I think my body is mad at me for performing the night before I moved from LA to Nashville in a cross country drive, then getting right on a plane to Italy. My schedule the last few months has been non-stop and no time for rest. Not to mention I've been preparing for tour. Getting sick is my body's way of telling me to slow down and just be.
So that’s what I did. Now I am in Florence and remembering why I fell head over heels for this city exactly one year ago. As an outgoing introvert it’s perfect. Sure, there are crowded places where tourists gather, but there are also side streets that lead to secret gardens, quiet piazza’s, and cozy café’s.
One of my favorite things to see is how intricately the streets are decorated.
Across the river is my favorite little restaurant. It’s a small room underneath the owner’s apartment. He and his daughter seem to run the place. The menu is handwritten and each morning the owner goes to the market to buy his fresh ingredients for the day. They have a projector on the wall that plays live concert videos of Bob Dylan and Simon & Garfunkel. It’s my happy place.
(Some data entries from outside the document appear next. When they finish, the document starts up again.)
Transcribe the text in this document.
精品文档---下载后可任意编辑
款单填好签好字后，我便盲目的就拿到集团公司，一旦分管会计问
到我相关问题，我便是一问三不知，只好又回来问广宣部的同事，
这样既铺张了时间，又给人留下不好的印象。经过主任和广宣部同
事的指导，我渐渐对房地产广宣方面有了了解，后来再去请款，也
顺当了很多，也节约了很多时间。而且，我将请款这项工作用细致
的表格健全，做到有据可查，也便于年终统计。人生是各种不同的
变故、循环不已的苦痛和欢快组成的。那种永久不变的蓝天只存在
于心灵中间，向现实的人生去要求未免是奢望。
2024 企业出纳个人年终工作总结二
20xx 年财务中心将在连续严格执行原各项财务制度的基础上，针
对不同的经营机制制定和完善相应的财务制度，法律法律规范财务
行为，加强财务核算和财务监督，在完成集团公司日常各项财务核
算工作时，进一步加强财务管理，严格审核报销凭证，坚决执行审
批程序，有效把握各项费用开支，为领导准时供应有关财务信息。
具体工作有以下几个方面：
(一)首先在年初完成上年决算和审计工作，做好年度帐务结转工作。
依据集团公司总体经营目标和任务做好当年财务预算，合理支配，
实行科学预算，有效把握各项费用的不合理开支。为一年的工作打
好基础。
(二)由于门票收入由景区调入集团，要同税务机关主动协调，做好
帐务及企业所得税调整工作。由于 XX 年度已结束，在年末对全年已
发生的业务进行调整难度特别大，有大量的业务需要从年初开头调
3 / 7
I’m so glad I came on this trip without knowing anyone. The past few months I didn’t realize how much I needed to be by myself. Traveling on my own gives me a sense of adventure and freedom, but I’d be lying if I said it wasn’t lonely at times. I don’t know, maybe loneliness is healthy. If we experience loneliness we’re less likely to take our relationships for granted and I think that’s something that happens far too often. I also believe the most devastating relationships come from not knowing ourselves well enough. If we don’t take the time to understand ourselves, how can we expect others to understand us? It’s like an oxygen mask on a plane, first you help yourself then you assist others. Right now I’m focused on being the best version of me for myself, but eventually it will make me a better partner, friend, artist, and potentially mother??? (YIKES perhaps I’ve been alone too long this week LOL).